>From: owner-openssl-us...@openssl.org On Behalf Of Seth Rice
>Sent: Tuesday, 16 July, 2013 17:59

>I'm running OpenSSL 1.0.0-fips 29 Mar 2010. I made a jump from 
>a 2009 build yesterday and noticed my scripts were returning data 
>that I didn't expect to see. 
>It turns out that openssl now replies with something I'll call the 
>"depth header". This is data that I can't seem to suppress from being
shown. 

These are the verify-callback "trace" only for s_client (and 
s_server if client-auth, rare). They are not new; the oldest 
openssl I have to hand, 0.9.8g from 2007, has them.

>I have a script that pulls the expiration date and common name from 
>a cert. The common name part is what's throwing me now. for example, 
>if I run...
>echo -n '' | openssl s_client -connect google.com:443 | 
>awk 'BEGIN { p = 0 }  /BEGIN CERT/ { p = 1 } { if (p) print $0 } 
>/END CERT/ { p = 0 }' | openssl asn1parse | grep T61STRING
>I get...
>depth=2 C = US, O = Equifax, OU = Equifax Secure Certificate Authority
>verify return:1
>depth=1 C = US, O = Google Inc, CN = Google Internet Authority
>verify return:1
>depth=0 C = US, ST = California, L = Mountain View, O = Google Inc, CN =
*.google.com
>verify return:1
>DONE
>  234:d=5  hl=2 l=  12 prim: T61STRING         :*.google.com
>When I should only get..
>  234:d=5  hl=2 l=  12 prim: T61STRING         :*.google.com
>Is there a way to suppress [the unwanted part ...]

>I'm hoping there's an 'openssl -no_depth_header' or something but 
>I'm not finding such an option. Before when I did my grep search 
>if the cert wasn't using the T61STRING then it'd move on to the 
>next check. However now since it gets this "depth header" back 
>it thinks it found what I was looking for. When it really never 
>did find the droid I was looking for.

If your actual script "found" this it is different than you 
showed above. The verify-callback output goes to stderr not 
stdout, and the pipeline you showed only looks in stdout.
Moreover, even if the callback-verify data is being grepped, 
in this case it doesn't match T61STRING, and it's quite unlikely 
(though not impossible) that any other cert will have any ASN.1 
typename as a part of any subject name attribute.

You can eliminate this data by redirecting e.g. 2>/dev/null 
on Unix. Other OSes are different but other OSes don't 
typically have awk and grep available.

Some notes:

echo -n '' | is the same as </dev/null on Unix
for echo's that support -n (and crazy otherwise) 

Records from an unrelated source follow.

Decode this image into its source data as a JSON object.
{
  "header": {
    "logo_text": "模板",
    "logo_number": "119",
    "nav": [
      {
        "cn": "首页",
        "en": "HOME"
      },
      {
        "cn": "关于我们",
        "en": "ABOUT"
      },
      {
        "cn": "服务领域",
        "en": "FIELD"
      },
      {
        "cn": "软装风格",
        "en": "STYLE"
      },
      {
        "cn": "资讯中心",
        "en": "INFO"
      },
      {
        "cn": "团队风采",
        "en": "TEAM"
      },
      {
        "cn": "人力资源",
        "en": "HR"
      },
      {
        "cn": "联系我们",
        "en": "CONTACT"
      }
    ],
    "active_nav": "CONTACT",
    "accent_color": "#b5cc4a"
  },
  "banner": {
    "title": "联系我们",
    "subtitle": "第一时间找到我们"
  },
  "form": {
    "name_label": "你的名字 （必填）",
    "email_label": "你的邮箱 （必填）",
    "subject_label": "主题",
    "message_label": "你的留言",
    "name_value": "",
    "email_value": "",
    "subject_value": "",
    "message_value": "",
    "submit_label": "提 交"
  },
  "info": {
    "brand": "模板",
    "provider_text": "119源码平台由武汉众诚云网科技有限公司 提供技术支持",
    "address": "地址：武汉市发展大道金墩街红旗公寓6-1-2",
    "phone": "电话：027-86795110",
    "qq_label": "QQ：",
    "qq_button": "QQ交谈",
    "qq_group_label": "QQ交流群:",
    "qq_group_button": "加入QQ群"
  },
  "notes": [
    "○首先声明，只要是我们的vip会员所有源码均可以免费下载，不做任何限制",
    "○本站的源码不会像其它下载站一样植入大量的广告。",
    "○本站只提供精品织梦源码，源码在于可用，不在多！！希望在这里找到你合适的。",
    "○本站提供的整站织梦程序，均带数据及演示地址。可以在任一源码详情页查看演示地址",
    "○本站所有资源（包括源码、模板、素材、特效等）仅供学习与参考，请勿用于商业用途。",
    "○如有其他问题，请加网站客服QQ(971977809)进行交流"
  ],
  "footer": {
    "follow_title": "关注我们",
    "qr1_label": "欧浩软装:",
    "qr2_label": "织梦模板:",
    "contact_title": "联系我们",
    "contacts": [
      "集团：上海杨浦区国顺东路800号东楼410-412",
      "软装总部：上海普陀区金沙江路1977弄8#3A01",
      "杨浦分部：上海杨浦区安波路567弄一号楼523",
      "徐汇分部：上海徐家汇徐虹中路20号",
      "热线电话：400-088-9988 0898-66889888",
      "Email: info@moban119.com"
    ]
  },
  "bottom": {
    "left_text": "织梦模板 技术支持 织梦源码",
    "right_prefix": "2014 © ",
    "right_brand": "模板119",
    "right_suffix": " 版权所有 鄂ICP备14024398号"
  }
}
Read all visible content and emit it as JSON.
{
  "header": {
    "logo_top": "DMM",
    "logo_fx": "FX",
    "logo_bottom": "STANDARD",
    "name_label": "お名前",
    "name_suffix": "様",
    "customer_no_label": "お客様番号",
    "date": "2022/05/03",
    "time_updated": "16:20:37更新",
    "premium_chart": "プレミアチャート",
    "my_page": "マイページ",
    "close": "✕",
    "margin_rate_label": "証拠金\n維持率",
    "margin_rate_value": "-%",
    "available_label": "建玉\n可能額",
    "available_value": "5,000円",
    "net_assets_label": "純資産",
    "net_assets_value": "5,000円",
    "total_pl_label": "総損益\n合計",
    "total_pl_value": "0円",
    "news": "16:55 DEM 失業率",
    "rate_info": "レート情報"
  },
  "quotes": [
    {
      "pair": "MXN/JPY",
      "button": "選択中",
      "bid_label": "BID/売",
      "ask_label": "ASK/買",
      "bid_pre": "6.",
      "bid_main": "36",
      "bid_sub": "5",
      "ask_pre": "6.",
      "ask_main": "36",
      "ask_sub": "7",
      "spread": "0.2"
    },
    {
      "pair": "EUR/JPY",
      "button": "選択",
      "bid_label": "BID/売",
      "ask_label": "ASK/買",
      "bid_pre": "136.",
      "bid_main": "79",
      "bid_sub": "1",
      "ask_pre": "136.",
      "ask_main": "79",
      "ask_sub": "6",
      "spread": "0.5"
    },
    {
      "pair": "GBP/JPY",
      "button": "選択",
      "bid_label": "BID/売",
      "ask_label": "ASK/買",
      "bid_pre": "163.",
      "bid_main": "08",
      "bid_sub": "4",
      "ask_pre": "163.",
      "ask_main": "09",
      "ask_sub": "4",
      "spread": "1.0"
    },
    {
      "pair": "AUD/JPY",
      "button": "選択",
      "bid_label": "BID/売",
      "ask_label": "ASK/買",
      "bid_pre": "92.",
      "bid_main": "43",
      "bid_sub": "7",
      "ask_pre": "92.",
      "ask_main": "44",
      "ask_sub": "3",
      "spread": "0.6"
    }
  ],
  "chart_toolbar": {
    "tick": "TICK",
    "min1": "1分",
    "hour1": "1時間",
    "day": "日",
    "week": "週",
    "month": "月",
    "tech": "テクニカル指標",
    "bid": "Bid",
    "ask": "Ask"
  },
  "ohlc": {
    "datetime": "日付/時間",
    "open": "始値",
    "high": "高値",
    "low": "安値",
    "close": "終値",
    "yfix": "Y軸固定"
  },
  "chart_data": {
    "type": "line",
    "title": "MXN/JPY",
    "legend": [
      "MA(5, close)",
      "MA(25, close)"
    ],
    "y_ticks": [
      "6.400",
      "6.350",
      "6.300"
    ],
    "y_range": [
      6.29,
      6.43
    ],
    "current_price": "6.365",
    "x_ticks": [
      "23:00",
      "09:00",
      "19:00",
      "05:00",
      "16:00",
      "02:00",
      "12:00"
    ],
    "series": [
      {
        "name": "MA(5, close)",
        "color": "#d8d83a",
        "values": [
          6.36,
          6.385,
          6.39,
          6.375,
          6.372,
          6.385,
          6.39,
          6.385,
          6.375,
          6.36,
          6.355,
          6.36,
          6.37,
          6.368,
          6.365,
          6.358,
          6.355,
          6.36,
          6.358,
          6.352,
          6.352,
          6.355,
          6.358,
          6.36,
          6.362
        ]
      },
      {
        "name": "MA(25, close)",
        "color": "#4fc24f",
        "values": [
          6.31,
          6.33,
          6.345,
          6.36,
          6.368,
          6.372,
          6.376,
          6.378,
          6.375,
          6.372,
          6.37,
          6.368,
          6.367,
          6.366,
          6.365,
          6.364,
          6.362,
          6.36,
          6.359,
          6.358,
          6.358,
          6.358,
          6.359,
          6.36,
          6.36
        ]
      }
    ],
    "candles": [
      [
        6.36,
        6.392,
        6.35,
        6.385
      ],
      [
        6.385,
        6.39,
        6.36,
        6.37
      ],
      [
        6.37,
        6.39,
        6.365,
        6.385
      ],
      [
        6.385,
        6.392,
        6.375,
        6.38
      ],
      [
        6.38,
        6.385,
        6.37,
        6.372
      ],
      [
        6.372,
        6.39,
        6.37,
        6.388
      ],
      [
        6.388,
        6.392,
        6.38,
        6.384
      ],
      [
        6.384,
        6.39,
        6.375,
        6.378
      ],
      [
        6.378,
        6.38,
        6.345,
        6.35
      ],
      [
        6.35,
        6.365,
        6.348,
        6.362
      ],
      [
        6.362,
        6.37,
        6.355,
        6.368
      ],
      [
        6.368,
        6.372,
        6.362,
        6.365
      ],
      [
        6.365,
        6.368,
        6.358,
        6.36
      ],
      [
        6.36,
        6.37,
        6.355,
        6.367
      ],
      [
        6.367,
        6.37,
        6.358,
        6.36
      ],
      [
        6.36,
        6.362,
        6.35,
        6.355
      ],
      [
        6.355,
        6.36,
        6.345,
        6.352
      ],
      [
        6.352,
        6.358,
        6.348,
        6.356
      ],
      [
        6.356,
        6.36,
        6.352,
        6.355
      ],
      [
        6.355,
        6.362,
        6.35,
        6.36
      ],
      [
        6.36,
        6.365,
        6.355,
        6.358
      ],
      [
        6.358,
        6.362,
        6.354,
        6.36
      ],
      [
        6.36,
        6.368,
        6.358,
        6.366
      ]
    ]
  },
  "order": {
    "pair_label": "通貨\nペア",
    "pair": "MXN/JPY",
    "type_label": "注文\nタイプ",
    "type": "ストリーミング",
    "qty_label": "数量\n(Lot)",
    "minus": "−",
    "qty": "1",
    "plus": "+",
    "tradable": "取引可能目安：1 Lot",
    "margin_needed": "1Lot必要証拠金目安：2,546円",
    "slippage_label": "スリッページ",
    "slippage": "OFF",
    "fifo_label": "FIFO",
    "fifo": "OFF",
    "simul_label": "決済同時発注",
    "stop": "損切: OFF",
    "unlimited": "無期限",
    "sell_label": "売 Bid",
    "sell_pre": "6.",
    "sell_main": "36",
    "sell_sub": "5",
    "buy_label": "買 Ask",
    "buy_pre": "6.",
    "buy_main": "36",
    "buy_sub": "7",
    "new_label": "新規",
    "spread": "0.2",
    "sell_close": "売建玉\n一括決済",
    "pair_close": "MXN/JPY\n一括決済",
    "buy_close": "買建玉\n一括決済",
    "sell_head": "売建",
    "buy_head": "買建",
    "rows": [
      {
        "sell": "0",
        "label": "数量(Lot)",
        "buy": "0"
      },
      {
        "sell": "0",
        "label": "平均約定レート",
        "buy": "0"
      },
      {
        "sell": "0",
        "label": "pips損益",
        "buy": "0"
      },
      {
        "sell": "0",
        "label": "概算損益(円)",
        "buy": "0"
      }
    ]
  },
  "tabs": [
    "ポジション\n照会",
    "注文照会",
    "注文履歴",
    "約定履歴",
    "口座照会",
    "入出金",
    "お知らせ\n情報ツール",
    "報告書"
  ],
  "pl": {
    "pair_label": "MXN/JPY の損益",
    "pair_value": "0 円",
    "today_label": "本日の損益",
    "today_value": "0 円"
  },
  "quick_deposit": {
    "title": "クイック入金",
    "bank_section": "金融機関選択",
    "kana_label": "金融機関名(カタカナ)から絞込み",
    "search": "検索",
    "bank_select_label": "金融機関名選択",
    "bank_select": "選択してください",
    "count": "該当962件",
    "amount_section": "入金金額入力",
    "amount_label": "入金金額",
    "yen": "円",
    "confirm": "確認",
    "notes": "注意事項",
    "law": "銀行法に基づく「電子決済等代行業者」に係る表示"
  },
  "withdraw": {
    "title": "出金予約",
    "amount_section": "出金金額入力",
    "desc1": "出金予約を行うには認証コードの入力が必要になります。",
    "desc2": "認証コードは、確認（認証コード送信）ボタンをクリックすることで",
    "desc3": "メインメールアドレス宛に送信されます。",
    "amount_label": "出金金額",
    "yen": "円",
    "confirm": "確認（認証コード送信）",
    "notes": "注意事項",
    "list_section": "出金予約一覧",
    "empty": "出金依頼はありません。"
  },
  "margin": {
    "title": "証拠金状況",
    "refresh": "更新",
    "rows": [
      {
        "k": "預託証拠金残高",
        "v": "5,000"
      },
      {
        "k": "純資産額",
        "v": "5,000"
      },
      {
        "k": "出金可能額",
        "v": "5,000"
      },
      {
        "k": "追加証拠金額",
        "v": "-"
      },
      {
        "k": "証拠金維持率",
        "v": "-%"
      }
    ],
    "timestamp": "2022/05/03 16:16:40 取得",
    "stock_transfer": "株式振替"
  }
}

the complicated awk you used is exactly the same as 
  awk '/BEGIN CERT/,/END CERT/' 
or  sed -n /../,/../p

grepping T61STRING is an unreliable way to get either 
common name (there are generally two in each cert).
Common name can be and often is another type, while 
other DN attributes, and extensions, might be T61STRING.
It would be safer to use x509 -noout -subject (and/or 
-issuer if that's what you want) -nameopt multiline 
and grep. (awk could search singleline form with RS=/ 
but would malfunction if there's a data slash.)

Subject.CN *.google.com would not actually be valid 
for HTTPS URLs on google.com . Fortunately, the cert 
served at google.com:443 has SAN with numerous names 
including both *.google.com and google.com . According 
to 5280 it's permitted to leave Subject empty when using 
SAN, although I haven't seen public CAs doing so (yet?).